The Insurance Act comes into force on 12 August 2016 with the most significant statutory changes to insurance for over a century. The new Act is designed to provide a more up to date framework for commercial insurance in England and Wales, with a focus on transparency and certainty over the rules that govern contracts between commercial policyholders and insurers.

Here we summarise the key changes impacting policyholders:

  1. Disclosure and Misrepresentation
  2. Contracting Out
  3. Warranties
  4. Insurer’s remedies for fraudulent claims

 

1.Disclosure and Misrepresentation

The Act replaces the insured’s current duty of disclosure with a requirement that the insured must make a “fair presentation of the risk”.

This will mean insurers no longer have the right to avoid an insurance contract for breach of the duty of utmost good faith.

Going forwards, commercial policyholders will be required to disclose every material circumstance that they know or ought to know.

Failing that, they will need to give their insurers information that is sufficient to put the insurer on notice that further enquiries may be necessary, for the purpose of revealing those material circumstances.

For disclosure purposes, the insured will be taken to know what is known or ought to be known by the insured’s senior management and by individuals responsible for the insurance which may include Finance Directors, Company Secretaries, Insurance and Risk Managers.

What an insured ought to know will be assessed objectively, i.e. what should reasonably be revealed by a reasonable search of information available to the policyholder. The onus is then on the insurer to ask additional questions following presentation of the risk.  This represents a significant change from the existing law and is intended to ensure that the insurer takes a more pro-active approach to the disclosure process.

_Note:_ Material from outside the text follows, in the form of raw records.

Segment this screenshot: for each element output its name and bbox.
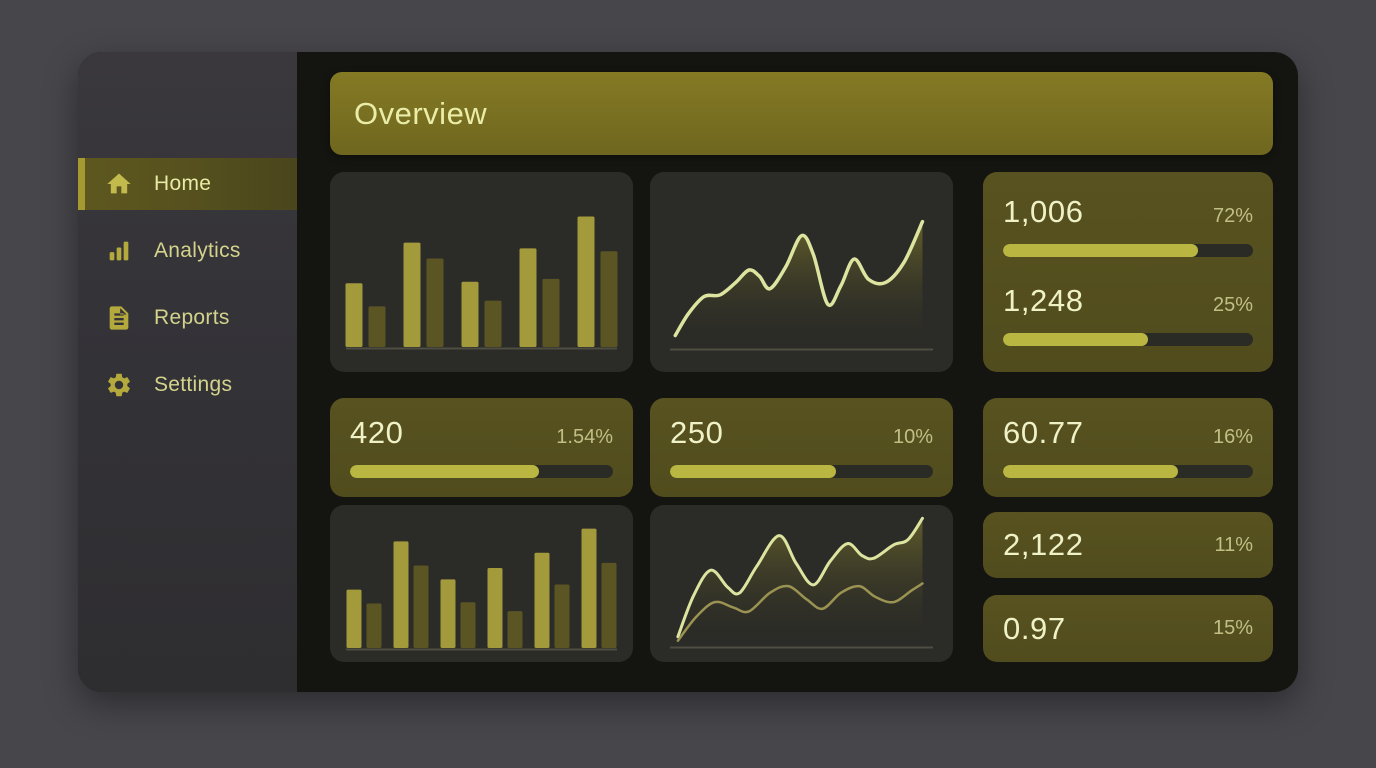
progress-fill — [350, 465, 540, 478]
kpi-value: 1,006 — [1003, 194, 1084, 229]
progress-track — [1003, 333, 1253, 346]
kpi-card-6077: 60.77 16% — [983, 398, 1273, 497]
main-content: Overview 1,006 72% — [297, 52, 1298, 692]
kpi-value: 250 — [670, 415, 724, 450]
kpi-card-097: 0.97 15% — [983, 595, 1273, 662]
kpi-row: 1,248 25% — [1003, 283, 1253, 346]
sidebar-item-label: Reports — [154, 306, 230, 329]
kpi-value: 0.97 — [1003, 610, 1066, 646]
bar-chart-card-top — [330, 172, 633, 372]
progress-fill — [1003, 333, 1148, 346]
bar-chart-bottom — [346, 528, 617, 651]
progress-track — [670, 465, 933, 478]
page-title: Overview — [354, 95, 488, 131]
kpi-card-250: 250 10% — [650, 398, 953, 497]
sidebar-item-label: Analytics — [154, 239, 241, 262]
kpi-value: 1,248 — [1003, 283, 1084, 318]
line-chart-card-top — [650, 172, 953, 372]
progress-track — [350, 465, 613, 478]
kpi-percent: 15% — [1212, 617, 1253, 639]
kpi-percent: 11% — [1214, 533, 1253, 556]
kpi-panel-card: 1,006 72% 1,248 25% — [983, 172, 1273, 372]
kpi-percent: 10% — [892, 426, 933, 448]
kpi-value: 420 — [350, 415, 404, 450]
sidebar-item-label: Home — [154, 172, 212, 195]
line-chart-top — [670, 219, 933, 351]
kpi-card-420: 420 1.54% — [330, 398, 633, 497]
dashboard-window: Home Analytics Reports — [78, 52, 1298, 692]
bar-chart-card-bottom — [330, 505, 633, 662]
reports-icon — [104, 303, 134, 333]
kpi-value: 2,122 — [1003, 527, 1084, 562]
progress-track — [1003, 465, 1253, 478]
sidebar-item-label: Settings — [154, 373, 233, 396]
kpi-percent: 1.54% — [556, 426, 613, 448]
page-header-banner: Overview — [330, 72, 1273, 155]
progress-fill — [1003, 465, 1178, 478]
sidebar-item-home[interactable]: Home — [78, 158, 297, 210]
sidebar-nav: Home Analytics Reports — [78, 158, 297, 426]
kpi-value: 60.77 — [1003, 415, 1084, 450]
kpi-percent: 25% — [1212, 294, 1253, 316]
home-icon — [104, 169, 134, 199]
bar-chart-top — [345, 216, 618, 350]
progress-track — [1003, 244, 1253, 257]
kpi-percent: 72% — [1212, 205, 1253, 227]
sidebar-item-settings[interactable]: Settings — [78, 359, 297, 411]
kpi-percent: 16% — [1212, 426, 1253, 448]
sidebar-item-analytics[interactable]: Analytics — [78, 225, 297, 277]
area-chart-card-bottom — [650, 505, 953, 662]
progress-fill — [670, 465, 836, 478]
sidebar: Home Analytics Reports — [78, 52, 297, 692]
sidebar-item-reports[interactable]: Reports — [78, 292, 297, 344]
settings-icon — [104, 370, 134, 400]
area-chart-bottom — [670, 516, 933, 649]
kpi-card-2122: 2,122 11% — [983, 512, 1273, 578]
analytics-icon — [104, 236, 134, 266]
progress-fill — [1003, 244, 1198, 257]
kpi-row: 1,006 72% — [1003, 194, 1253, 257]
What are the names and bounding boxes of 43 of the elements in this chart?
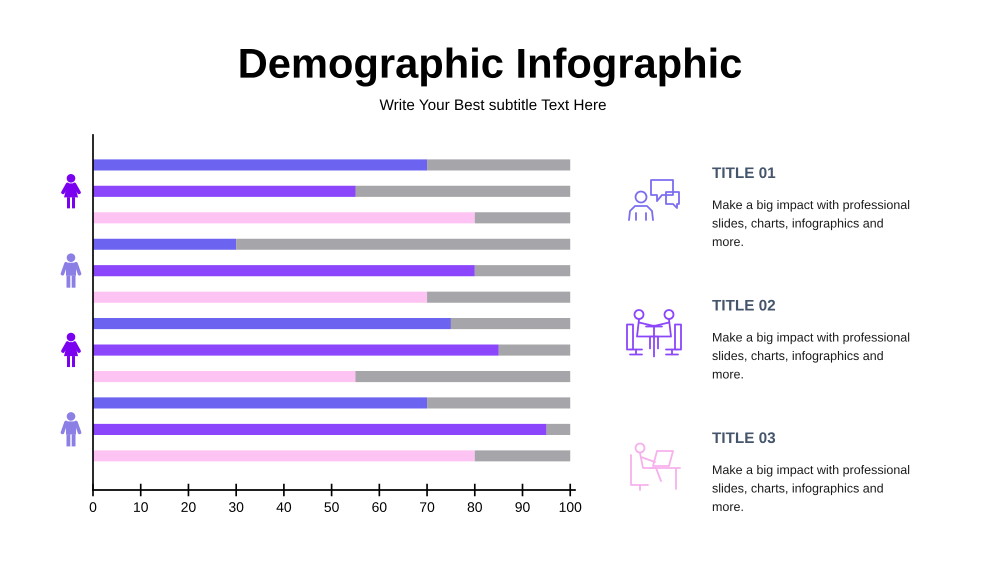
- bar: [474, 212, 570, 224]
- text: Make a big impact with professional slides, charts, infographics and more.: [712, 465, 910, 512]
- bar: [236, 238, 570, 250]
- bar: [93, 344, 499, 356]
- x-tick-label: 60: [372, 502, 387, 512]
- bar: [474, 450, 570, 462]
- bar: [546, 424, 570, 435]
- bar: [93, 212, 475, 224]
- x-tick-label: 80: [468, 502, 482, 512]
- bar: [427, 159, 570, 170]
- bar: [474, 265, 570, 276]
- bar: [93, 186, 356, 197]
- bar: [93, 159, 428, 170]
- text: TITLE 02: [712, 300, 776, 311]
- bar: [93, 424, 546, 435]
- bar: [427, 292, 570, 303]
- bar: [427, 397, 570, 409]
- text: TITLE 03: [712, 432, 776, 444]
- bar: [355, 186, 570, 197]
- text: Make a big impact with professional slides, charts, infographics and more.: [712, 332, 910, 379]
- bar: [93, 318, 451, 330]
- x-tick-label: 30: [228, 502, 244, 512]
- x-tick-label: 70: [420, 502, 434, 512]
- x-tick-label: 20: [181, 502, 196, 512]
- x-tick-label: 40: [276, 502, 292, 512]
- bar: [93, 238, 236, 250]
- bar: [355, 370, 570, 382]
- x-tick-label: 100: [560, 502, 582, 512]
- bar: [93, 292, 428, 303]
- x-tick-label: 0: [90, 502, 96, 512]
- bar: [93, 397, 428, 409]
- bar: [93, 370, 356, 382]
- x-tick-label: 10: [134, 502, 148, 512]
- x-tick-label: 50: [324, 502, 339, 512]
- bar: [498, 344, 570, 356]
- bar: [450, 318, 570, 330]
- chart-title: Demographic Infographic: [240, 47, 742, 87]
- bar: [93, 450, 475, 462]
- text: TITLE 01: [712, 167, 776, 178]
- bar: [93, 265, 475, 276]
- text: Make a big impact with professional slides, charts, infographics and more.: [712, 200, 910, 246]
- chart-subtitle: Write Your Best subtitle Text Here: [380, 98, 606, 110]
- x-tick-label: 90: [515, 502, 530, 512]
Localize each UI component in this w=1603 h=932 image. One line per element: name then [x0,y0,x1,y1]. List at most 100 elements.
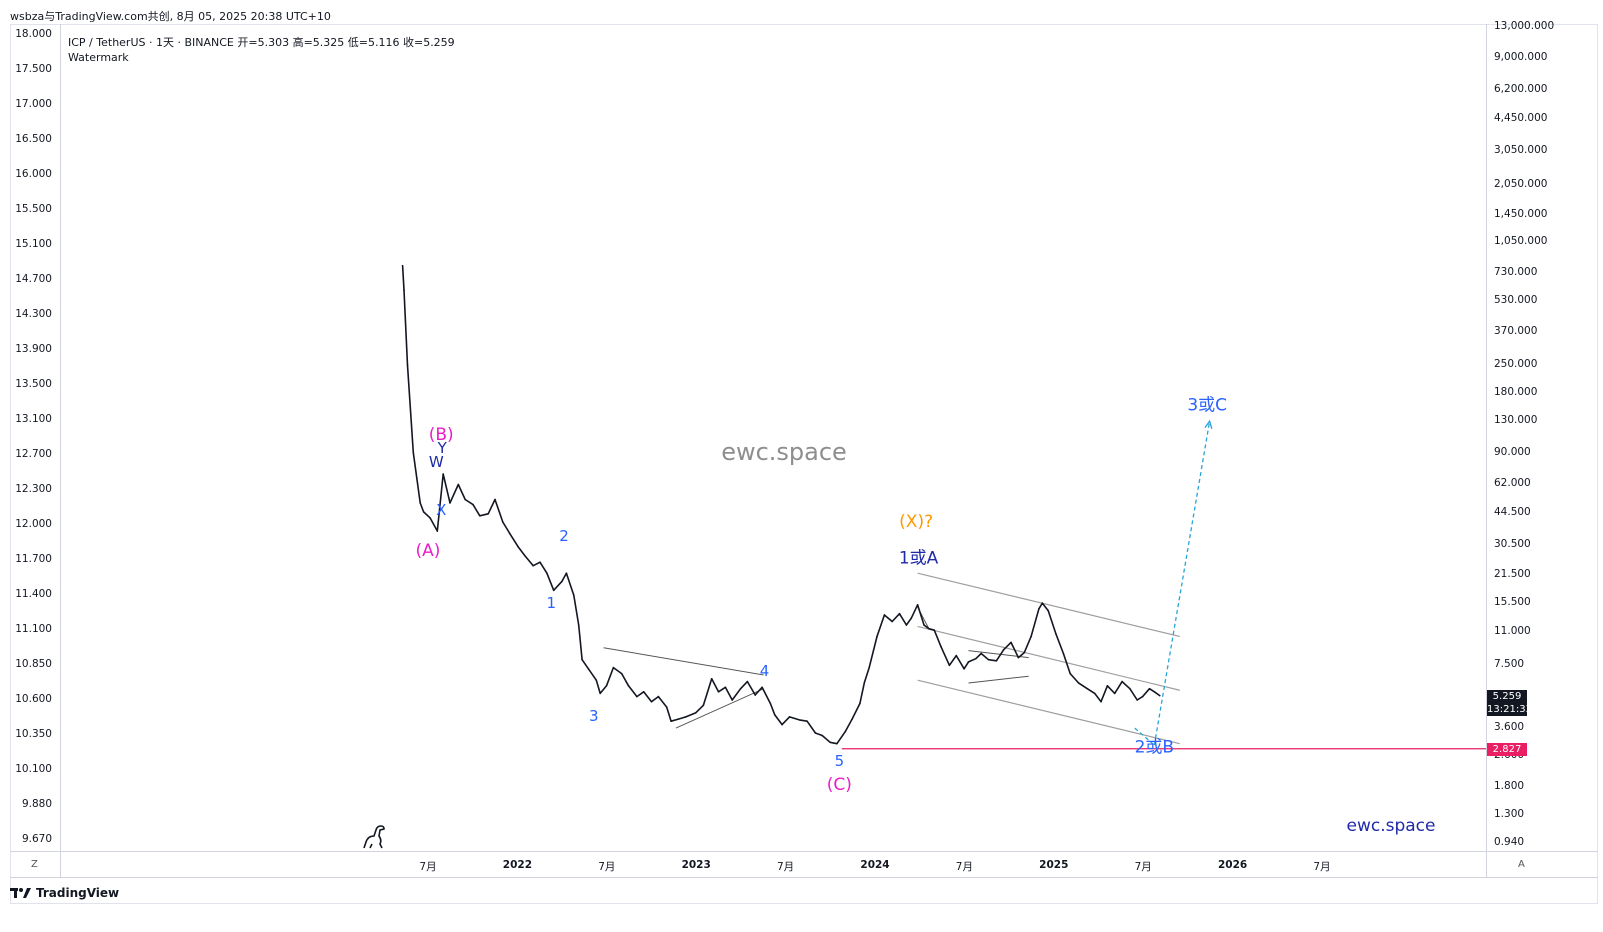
auto-scale-right-button[interactable]: A [1518,859,1525,870]
symbol-legend[interactable]: ICP / TetherUS · 1天 · BINANCE 开=5.303 高=… [68,35,455,65]
price-point [1153,691,1156,693]
price-point [868,666,870,669]
time-axis-tick: 2022 [502,859,533,871]
price-point [599,692,601,695]
price-point [844,730,847,733]
channel-line[interactable] [917,679,1180,745]
wave-label[interactable]: 2或B [1134,737,1175,758]
right-axis-tick: 530.000 [1494,293,1538,306]
wave-label[interactable]: (C) [826,775,852,796]
projection-path[interactable] [1153,421,1211,746]
left-axis-tick: 11.700 [15,553,52,565]
support-price-tag: 2.827 [1487,742,1527,756]
right-axis-tick: 130.000 [1494,414,1538,427]
price-point [1129,687,1131,690]
trend-line[interactable] [968,675,1029,684]
projection-path[interactable] [1134,727,1155,746]
symbol-info: ICP / TetherUS · 1天 · BINANCE 开=5.303 高=… [68,36,455,49]
price-point [883,614,886,616]
wave-label[interactable]: 1或A [898,548,939,569]
price-point [1106,684,1109,687]
channel-line[interactable] [917,572,1180,638]
price-point [457,483,460,486]
price-point [1141,695,1144,698]
price-point [524,554,526,557]
price-point [975,657,977,660]
price-point [406,364,409,366]
price-point [449,502,451,504]
right-axis-tick: 3,050.000 [1494,144,1548,157]
right-axis-tick: 6,200.000 [1494,83,1548,96]
price-point [754,694,757,696]
price-point [1038,608,1040,610]
price-point [1077,682,1080,684]
price-point [710,678,713,680]
price-point [1100,700,1102,703]
price-point [479,515,481,517]
left-axis-tick: 14.700 [15,273,52,285]
left-axis-tick: 15.100 [15,238,52,250]
price-point [769,702,772,705]
price-point [442,473,444,475]
right-axis-tick: 13,000.000 [1494,20,1555,32]
price-point [863,682,866,684]
left-axis-tick: 14.300 [15,308,52,320]
trend-line[interactable] [675,688,764,729]
wave-label[interactable]: 4 [759,662,770,681]
left-axis-divider [60,24,61,877]
price-point [836,742,838,745]
price-point [539,561,541,564]
last-price-tag: 5.259 13:21:33 [1487,689,1532,716]
brand-name: TradingView [36,886,120,900]
price-point [1017,656,1020,659]
wave-label[interactable]: 5 [834,752,845,770]
wave-label[interactable]: W [428,452,444,471]
price-series[interactable] [401,265,1161,745]
price-point [1002,648,1005,651]
wave-label[interactable]: (A) [415,541,441,561]
time-axis-tick: 2024 [860,859,890,871]
price-point [717,691,720,693]
channel-line[interactable] [917,625,1180,691]
right-axis-tick: 7.500 [1494,658,1525,671]
right-axis-tick: 180.000 [1494,386,1538,399]
left-axis-tick: 10.100 [15,763,52,775]
price-point [694,712,697,714]
wave-label[interactable]: Y [437,438,447,457]
price-point [739,687,742,690]
wave-label[interactable]: X [436,501,447,520]
projection-arrowhead [1204,419,1213,429]
time-axis-tick: 2023 [681,859,711,871]
dinosaur-icon[interactable] [360,822,388,850]
right-axis-tick: 3.600 [1494,721,1525,734]
price-point [412,451,415,454]
left-axis-tick: 17.500 [15,63,52,75]
wave-label[interactable]: (B) [428,425,454,446]
price-point [565,572,568,574]
left-axis-tick: 9.880 [21,798,52,810]
wave-label[interactable]: 3或C [1187,395,1228,416]
time-axis-tick: 7月 [598,861,616,873]
price-point [940,646,942,648]
wave-label[interactable]: (X)? [899,511,934,532]
left-axis-tick: 16.000 [15,168,52,180]
watermark-indicator-label[interactable]: Watermark [68,51,129,64]
left-axis-tick: 12.300 [15,483,52,495]
price-point [916,604,919,606]
wave-label[interactable]: 3 [589,706,599,725]
left-axis-tick: 11.100 [15,623,52,635]
time-axis-tick: 7月 [777,861,795,873]
right-axis-divider [1486,24,1487,877]
price-point [851,718,853,720]
price-point [1062,652,1065,655]
price-point [731,699,734,701]
wave-label[interactable]: 1 [546,594,557,613]
price-point [636,695,638,698]
wave-label[interactable]: 2 [559,526,569,545]
trend-line[interactable] [603,647,764,676]
time-axis-tick: 7月 [1134,861,1152,873]
price-point [472,503,474,506]
left-axis-tick: 17.000 [15,98,52,110]
auto-scale-left-button[interactable]: Z [31,859,38,870]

The fair presentation of risk also requires the insured to make the disclosure in a manner which would be reasonably clear and accessible to the insurer.   The aim here is to discourage “data-dumping” or simply bombarding the insurer with vast amounts of information without any attempt to assess whether it is relevant or not.

The policyholder is obliged to disclose information held by its insurance broker and the separate duty of disclosure imposed on brokers by section 19 of the 1906 Act is abolished.

The new Act provides for a range of remedies which are intended to be more flexible and proportionate.  Unless the breach was deliberate or reckless, there will be no right to avoid the policy and the onus will be on the insurer to demonstrate what it would have done had it received a fair presentation of the risk.

Broadly speaking under the new framework, where the insurer would have written the policy on different terms had a fair presentation of the risk been provided, a claim on the policy will be assessed applying those different terms.

2.Contracting Out

The Act is intended to operate as a default regime for commercial contracts and allows parties to any commercial contract to contract out of the legislative changes.

Contracting out, however, is only permitted where insurers comply with the Act’s transparency requirements, by taking steps to highlight to the policyholder the disadvantages of the term to which they are agreeing, in so far as it puts the insured in a worse position than under the Act.

3.Warranties

Under the existing law, a breach of warranty discharges the insurer from all liability under the insurance contract, even if the breach is trivial and has no connection with the insured’s loss.  Under the new Act, a breach of warranty will not automatically take the insurer off risk.

Instead warranties will be of suspensive effect such that an insurer can only rely on a warranty whilst the insured is in breach.

The Act also provides that insurers cannot rely on a breach of warranty or other terms which are not relevant to the actual loss.   Where a loss occurs, and a policy term has not been complied with, insurers will be prevented from relying on the non-compliance to exclude, limit or discharge their liability under the policy if the insured can show that non-compliance with the term did not increase the risk of loss which actually occurred.

At present insurers often rely on so called “basis of contract” clauses as a means of converting pre-contractual statements and information supplied to insurers into warranties.  The use of “basis of contract” clauses has been the subject of much criticism, because of their potentially draconian consequences.

The Act now abolishes the use of “basis of contract” clauses which is a welcome development for policyholders.

4.Fraudulent Claims

The Act has sought to clarify the remedies available to insurers in the event of fraud.  The aim is to ensure that innocent members of the group are not unfairly prejudiced.

Where fraud is committed, the insurer will now not be liable to pay any part of the claim, regardless of whether only part of the claim is fraudulent.  The insurer can also elect to terminate the contract and refuse to pay claims relating to losses suffered after the fraud occurred.  However, the insurer will remain liable for any losses legitimately incurred before the fraudulent claim was made.

The Act also enables any fraudulent member of a group policy to be separated from the other members.  The insurer has no liability for the fraudulent claim and the option to terminate the policy with effect from the date of the fraud, but only as regards the fraudulent claimant.